Dalam sidang tersebut, sejumlah tokoh bangsa menyampaikan gagasan mengenai dasar negara, di antaranya Muhammad Yamin pada 29 Mei 1945, Soepomo pada 31 Mei 1945, dan Ir. Soekarno pada 1 Juni 1945. Pada pidato bersejarah tanggal 1 Juni 1945, Soekarno memperkenalkan lima prinsip dasar negara yang kemudian dikenal dengan nama Pancasila.
Kelima prinsip tersebut meliputi Kebangsaan Indonesia, Internasionalisme atau Peri Kemanusiaan, Mufakat atau Demokrasi, Kesejahteraan Sosial, serta Ketuhanan Yang Maha Esa. Karena itu, tanggal 1 Juni kemudian ditetapkan sebagai Hari Lahir Pancasila.
Lebih lanjut, Arter menuturkan, proses perumusan dasar negara terus disempurnakan melalui Panitia Sembilan yang menghasilkan Piagam Jakarta pada 22 Juni 1945. Setelah Proklamasi Kemerdekaan, Panitia Persiapan Kemerdekaan Indonesia (PPKI) pada 18 Agustus 1945 akhirnya mengesahkan Pancasila sebagai dasar negara yang sah sebagaimana tercantum dalam Pembukaan UUD 1945.
“Para pendiri bangsa telah memberikan teladan bagaimana perbedaan pandangan dapat disatukan melalui musyawarah demi kepentingan bangsa yang lebih besar. Semangat itulah yang harus terus kita jaga hingga saat ini,” katanya.
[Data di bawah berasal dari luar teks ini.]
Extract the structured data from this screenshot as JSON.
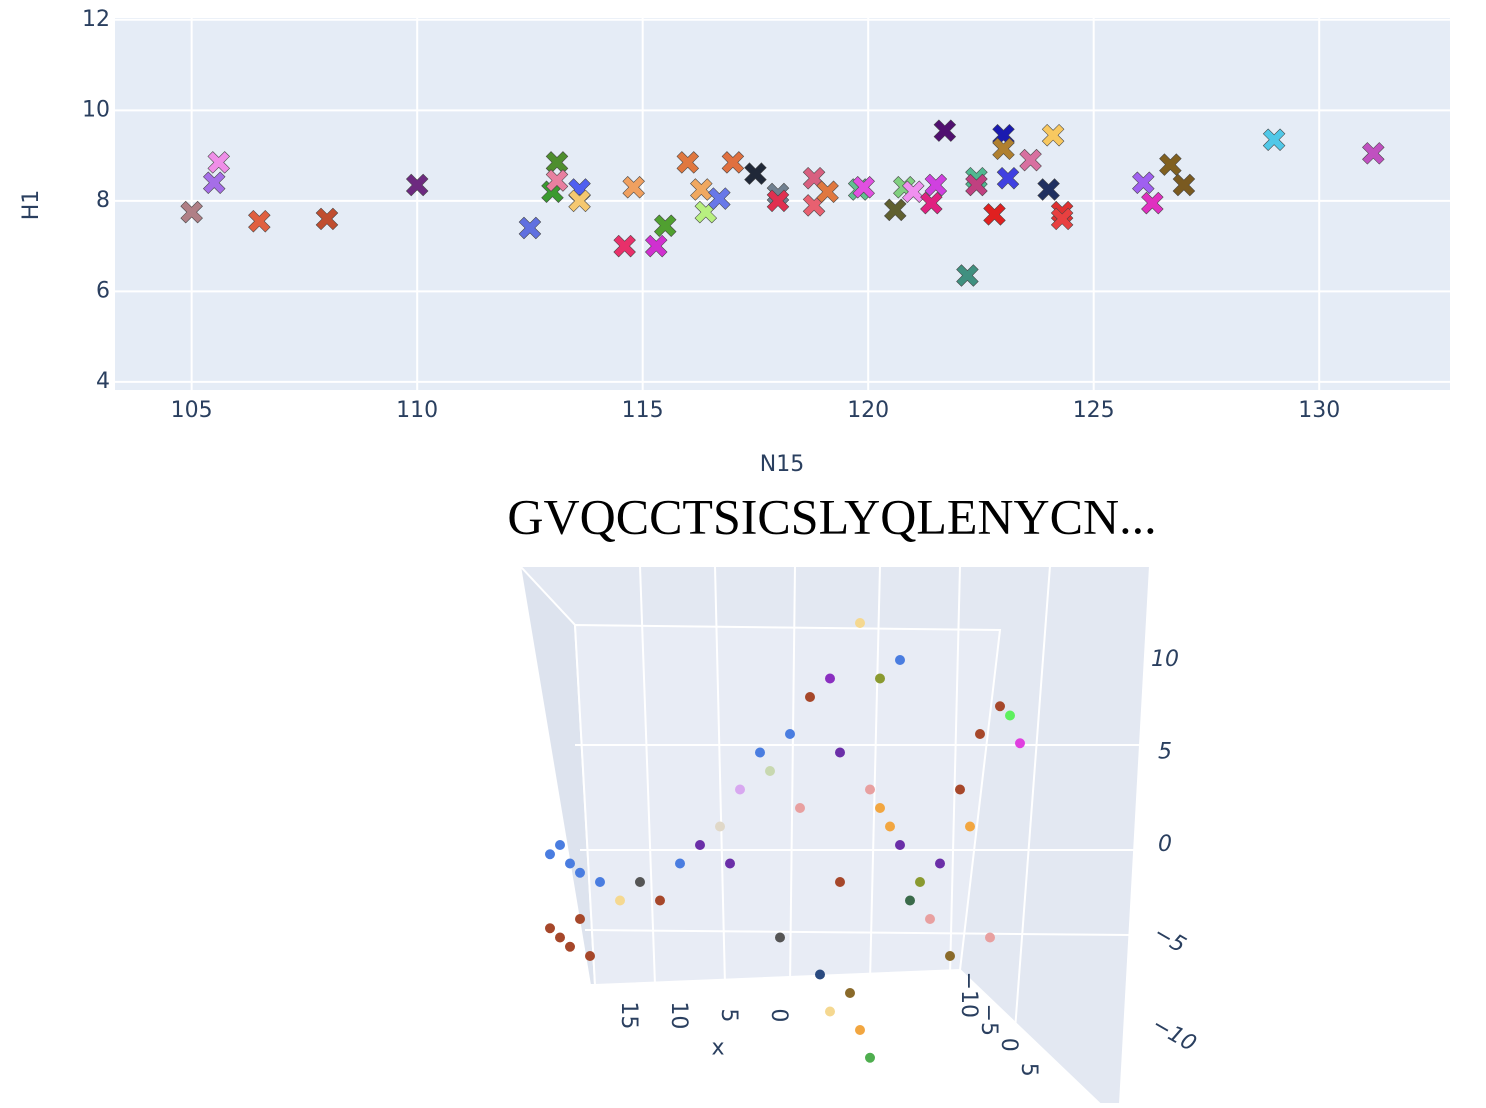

Arter juga mengajak generasi muda untuk memahami sejarah lahirnya Pancasila agar semakin mencintai bangsa dan negara. Menurutnya, tantangan zaman yang semakin kompleks harus dihadapi dengan memperkuat nilai-nilai kebangsaan, toleransi, kemanusiaan, serta keadilan sosial yang terkandung dalam Pancasila.
“Di tengah perkembangan teknologi dan arus globalisasi, Pancasila tetap relevan sebagai kompas moral bangsa. Dengan mengamalkan nilai-nilai Pancasila, saya yakin Indonesia akan semakin kuat, bersatu, dan mampu menghadapi berbagai tantangan masa depan,” tutupnya.